La situation constitue un défi direct pour l'Ukraine mais aussi pour la communauté internationale. Confiante dans son impunité, la Russie contrevient ouvertement aux règles fondamentales du droit international. Cela appelle une réponse rapide et consolidée, faute de quoi les ports ukrainiens de Mer noire seront soumis à un blocus, l'équilibre politico-militaire en Mer noire et en Méditerranée orientale sera modifié en faveur de la Russie, et l'on pourrait craindre un scénario similaire en mer Baltique.
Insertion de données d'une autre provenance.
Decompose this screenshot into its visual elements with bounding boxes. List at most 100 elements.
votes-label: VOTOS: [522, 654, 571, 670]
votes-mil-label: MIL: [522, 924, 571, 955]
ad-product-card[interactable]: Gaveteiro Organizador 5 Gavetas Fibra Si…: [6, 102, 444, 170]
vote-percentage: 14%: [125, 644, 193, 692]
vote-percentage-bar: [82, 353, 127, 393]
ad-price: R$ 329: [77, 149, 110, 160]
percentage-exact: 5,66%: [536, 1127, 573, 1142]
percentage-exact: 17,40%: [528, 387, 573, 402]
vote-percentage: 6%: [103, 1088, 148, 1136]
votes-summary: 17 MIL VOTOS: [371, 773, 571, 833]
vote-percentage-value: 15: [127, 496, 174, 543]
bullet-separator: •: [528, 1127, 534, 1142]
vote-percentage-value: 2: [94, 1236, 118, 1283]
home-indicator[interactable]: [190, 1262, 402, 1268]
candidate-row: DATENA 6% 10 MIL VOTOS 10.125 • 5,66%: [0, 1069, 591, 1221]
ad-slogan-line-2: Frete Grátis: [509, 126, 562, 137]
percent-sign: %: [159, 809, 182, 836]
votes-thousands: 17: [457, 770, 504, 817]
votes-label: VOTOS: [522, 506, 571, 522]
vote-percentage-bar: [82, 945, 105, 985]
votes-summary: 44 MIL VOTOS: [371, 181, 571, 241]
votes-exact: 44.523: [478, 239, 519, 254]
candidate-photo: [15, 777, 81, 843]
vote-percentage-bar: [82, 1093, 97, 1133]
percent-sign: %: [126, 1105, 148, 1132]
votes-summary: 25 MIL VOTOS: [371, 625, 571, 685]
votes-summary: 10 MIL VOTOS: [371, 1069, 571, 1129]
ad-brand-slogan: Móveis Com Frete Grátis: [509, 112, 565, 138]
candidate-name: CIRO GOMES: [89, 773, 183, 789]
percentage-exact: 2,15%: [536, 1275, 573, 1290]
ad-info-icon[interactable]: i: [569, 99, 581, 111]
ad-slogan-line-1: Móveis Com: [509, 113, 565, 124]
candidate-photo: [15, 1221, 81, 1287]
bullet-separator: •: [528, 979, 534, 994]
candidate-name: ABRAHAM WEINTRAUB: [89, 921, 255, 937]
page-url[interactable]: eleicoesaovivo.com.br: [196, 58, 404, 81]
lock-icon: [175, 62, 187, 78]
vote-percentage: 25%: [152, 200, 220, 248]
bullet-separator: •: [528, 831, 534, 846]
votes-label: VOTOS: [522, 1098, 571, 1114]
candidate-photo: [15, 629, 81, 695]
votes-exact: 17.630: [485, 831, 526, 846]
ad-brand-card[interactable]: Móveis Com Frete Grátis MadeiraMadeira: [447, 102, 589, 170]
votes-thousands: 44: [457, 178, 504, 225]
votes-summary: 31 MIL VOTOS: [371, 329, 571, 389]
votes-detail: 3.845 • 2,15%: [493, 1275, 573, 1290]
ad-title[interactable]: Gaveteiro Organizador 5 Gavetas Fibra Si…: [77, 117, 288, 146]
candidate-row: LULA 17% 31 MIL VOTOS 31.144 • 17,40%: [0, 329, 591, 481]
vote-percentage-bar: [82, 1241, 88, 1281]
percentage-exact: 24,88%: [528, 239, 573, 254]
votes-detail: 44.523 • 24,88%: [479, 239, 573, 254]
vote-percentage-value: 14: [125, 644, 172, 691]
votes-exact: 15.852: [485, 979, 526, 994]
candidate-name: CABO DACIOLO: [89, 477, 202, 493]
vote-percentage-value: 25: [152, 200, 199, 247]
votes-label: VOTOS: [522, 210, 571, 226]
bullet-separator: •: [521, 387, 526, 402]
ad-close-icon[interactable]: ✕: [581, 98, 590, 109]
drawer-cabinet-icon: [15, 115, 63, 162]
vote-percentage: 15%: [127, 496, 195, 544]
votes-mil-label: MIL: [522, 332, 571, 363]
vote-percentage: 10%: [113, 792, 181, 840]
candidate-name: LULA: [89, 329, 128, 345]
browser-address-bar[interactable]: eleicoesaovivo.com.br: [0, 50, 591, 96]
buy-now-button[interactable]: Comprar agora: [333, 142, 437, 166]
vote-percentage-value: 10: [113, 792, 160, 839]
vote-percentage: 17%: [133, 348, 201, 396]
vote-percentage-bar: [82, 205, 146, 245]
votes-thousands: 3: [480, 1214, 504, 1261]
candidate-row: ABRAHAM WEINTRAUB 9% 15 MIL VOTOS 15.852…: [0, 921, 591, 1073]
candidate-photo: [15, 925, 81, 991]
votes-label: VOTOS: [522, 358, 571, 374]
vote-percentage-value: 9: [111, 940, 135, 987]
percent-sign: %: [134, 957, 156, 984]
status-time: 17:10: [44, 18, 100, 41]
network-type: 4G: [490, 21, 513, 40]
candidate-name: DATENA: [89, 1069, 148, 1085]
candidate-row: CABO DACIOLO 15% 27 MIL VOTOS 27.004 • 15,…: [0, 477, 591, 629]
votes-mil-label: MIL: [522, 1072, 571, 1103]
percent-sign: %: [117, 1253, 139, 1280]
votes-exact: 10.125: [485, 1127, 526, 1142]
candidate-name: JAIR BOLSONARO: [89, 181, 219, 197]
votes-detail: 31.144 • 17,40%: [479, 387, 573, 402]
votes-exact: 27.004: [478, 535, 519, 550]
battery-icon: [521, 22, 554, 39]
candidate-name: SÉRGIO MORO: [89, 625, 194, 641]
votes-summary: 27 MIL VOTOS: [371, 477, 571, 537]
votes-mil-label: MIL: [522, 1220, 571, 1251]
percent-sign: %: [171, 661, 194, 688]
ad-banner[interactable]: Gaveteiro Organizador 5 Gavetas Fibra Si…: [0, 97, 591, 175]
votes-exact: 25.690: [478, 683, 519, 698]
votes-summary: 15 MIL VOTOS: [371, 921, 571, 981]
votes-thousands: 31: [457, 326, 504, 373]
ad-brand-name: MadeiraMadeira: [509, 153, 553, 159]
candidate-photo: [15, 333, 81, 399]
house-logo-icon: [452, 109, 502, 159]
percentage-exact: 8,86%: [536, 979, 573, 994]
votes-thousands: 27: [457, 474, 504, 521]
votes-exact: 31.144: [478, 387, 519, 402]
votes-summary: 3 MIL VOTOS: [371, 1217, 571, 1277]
L'Ukraine compte sur la communauté internationale et en particulier sur la France pour condamner l'action russe comme une agression. Elle demande la libération des soldats et trois navires capturés, la réouverture du canal de Kertch-Yenikale et le rétablissement de la liberté de circulation en mer d'Azov, et enfin la mise en place d'une mission de surveillance permanente de l'OSCE dans la zone. Il conviendrait également d'imposer des sanctions individuelles contre les responsables de l'agression à l'encontre des navires ukrainiens, d'interdire l'entrée des ports de l'Union européenne aux navires russes impliqués, d'imposer des sanctions aux ports russes de la mer d'Azov et de renforcer le soutien économique de l'Union européenne aux ports de Marioupol et de Berdiansk et à la région. Enfin, une présence permanente de navires alliés, y compris militaires, serait un bon moyen de dissuasion.
Le temps des paroles est passé. Il faut désormais prendre des mesures fermes pour arrêter l'agression russe.